Why George Walker Bush Should Resign

The following post is in response to a dialogue begun between the administrator of this site and an erudite visitor who comments on opinions seen here at YouThinkWhatdotcom.
    Firstly, the illegal act I speak of is the surveillance of citizens without the required warrant, which can be obtained when necessary after the fact. Some experts, who just happen to be Republican experts, say George Walker Bush’s wiretaps are as illegal as Richard Milhouse Nixon’s. In fact these same Republicans say GWB’s wiretap offenses are as impeachable as RMN’s.

    Secondly, are we really at war? If we are, with whom are we at war? I define an act of war as a situation where we are under attack, and defending ourselves, and attacking back, retaliating. Currently we are not under attack. To say we are still under attack four years after 9-11-01 is equivalent to saying we were still at war in 1949, which we were not.

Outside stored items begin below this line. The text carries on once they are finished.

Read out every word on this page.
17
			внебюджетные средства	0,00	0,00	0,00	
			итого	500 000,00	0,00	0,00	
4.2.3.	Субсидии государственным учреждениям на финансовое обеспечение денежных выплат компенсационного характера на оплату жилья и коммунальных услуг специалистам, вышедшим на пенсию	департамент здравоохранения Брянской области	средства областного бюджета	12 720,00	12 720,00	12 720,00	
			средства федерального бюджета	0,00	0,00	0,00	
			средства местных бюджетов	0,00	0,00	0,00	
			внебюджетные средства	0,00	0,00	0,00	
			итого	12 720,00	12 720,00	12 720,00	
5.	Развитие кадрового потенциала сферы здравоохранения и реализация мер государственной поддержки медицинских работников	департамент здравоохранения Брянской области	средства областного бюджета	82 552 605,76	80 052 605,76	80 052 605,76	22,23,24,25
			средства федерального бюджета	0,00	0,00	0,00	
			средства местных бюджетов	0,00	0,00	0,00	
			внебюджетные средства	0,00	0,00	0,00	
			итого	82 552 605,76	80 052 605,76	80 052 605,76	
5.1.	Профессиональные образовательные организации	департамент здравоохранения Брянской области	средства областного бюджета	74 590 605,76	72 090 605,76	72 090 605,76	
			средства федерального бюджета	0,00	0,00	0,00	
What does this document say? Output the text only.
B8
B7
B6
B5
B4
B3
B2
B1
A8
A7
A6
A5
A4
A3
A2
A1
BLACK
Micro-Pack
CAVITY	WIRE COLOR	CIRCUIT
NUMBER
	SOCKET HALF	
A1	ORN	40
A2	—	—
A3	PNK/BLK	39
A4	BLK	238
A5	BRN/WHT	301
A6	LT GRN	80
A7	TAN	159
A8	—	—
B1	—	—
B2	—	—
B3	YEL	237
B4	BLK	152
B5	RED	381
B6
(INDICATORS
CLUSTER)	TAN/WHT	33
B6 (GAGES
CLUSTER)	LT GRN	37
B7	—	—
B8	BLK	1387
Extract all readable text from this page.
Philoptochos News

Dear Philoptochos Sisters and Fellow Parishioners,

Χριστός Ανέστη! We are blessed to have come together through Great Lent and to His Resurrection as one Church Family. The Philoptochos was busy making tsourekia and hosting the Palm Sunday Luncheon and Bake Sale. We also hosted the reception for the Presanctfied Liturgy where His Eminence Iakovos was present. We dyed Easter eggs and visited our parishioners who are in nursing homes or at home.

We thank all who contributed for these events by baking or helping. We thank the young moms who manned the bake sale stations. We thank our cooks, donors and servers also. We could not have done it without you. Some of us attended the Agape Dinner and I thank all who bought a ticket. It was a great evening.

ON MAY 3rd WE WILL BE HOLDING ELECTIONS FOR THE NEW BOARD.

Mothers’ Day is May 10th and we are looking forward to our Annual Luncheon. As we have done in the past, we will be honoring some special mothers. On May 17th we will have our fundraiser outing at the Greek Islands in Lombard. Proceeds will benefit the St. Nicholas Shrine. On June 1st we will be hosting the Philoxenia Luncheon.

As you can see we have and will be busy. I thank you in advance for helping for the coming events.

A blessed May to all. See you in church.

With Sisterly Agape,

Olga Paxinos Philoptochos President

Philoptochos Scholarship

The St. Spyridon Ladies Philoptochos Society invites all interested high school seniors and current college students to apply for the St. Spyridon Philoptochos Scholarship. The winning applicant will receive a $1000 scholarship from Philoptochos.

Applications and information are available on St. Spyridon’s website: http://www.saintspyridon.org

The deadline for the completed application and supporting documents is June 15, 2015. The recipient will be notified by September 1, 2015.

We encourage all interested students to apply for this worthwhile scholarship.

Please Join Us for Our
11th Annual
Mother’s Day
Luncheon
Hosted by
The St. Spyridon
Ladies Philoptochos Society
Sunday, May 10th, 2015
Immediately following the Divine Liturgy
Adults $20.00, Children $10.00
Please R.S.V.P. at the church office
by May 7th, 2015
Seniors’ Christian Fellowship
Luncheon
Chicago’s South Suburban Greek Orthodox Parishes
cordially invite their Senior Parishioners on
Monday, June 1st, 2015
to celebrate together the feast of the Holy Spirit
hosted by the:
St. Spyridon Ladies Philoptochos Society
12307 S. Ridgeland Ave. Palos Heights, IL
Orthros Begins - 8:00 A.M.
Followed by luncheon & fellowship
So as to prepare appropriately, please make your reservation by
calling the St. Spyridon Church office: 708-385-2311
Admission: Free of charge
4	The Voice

    09-11-01 was one single isolated attack of which it has never been clearly demonstrated or proven who the attackers were. It seems clear that Iraq was not the country that attacked the US. It is also clear that Iraq did not possess and does not possess missiles that could make it here, jets that could make it here, or even boats that could reach our shores.


The first in a series of four

Monday, January 02, 2006

HAPPY NEW YEAR! 2006


As we begin a new year I’m wondering:
    Why super jealous left radicals want to run the country?

    Why super zealous right radicals hate everything?

    Why is the president the only one in his family who speaks like a southerner?
    (Actually I've been wondering about this for the past five years.)

    If Janet Jackson is married to Jermaine Dupree?

    If Mariah Carey will finally appropriately cover her body this year?

    If there was a "fix" in place for Super Bowl XXXIX?

    Why the NFL chose Ford Field in Detroit, Michigan as this year's venue for SuperBowl XL?
    (That's Roman numeral XL for 40, not "Extra Large" or "Xtra Large". )

    If the Rolling Stones, the world's oldest rock'n'roll band, will soon give a performance using geriatric walkers? (Group members combined age is more than
    200 years!)

    Where Terrell Owens will be playing football?

    Will T.O. become a broadcaster?
    (This is where the network programming development executives begin to contact me for details.)

    Why we still have Paris...Hilton that is?

    Is Pat Robertson really a case for not supporting "intelligent design"?

    Does Kim Jong Il of North Korea deserve the title "Hyper-ventilator of the Year"?

    Why few people seem to remember the words of the late Senator Daniel Moynihan
    who said, "Secrecy is for losers."

    If our nation is at war with the terrorists, why is the attack being made upon us civilians?

    Why there aren’t more comparisons of George Walker Bush to Richard M. Nixon?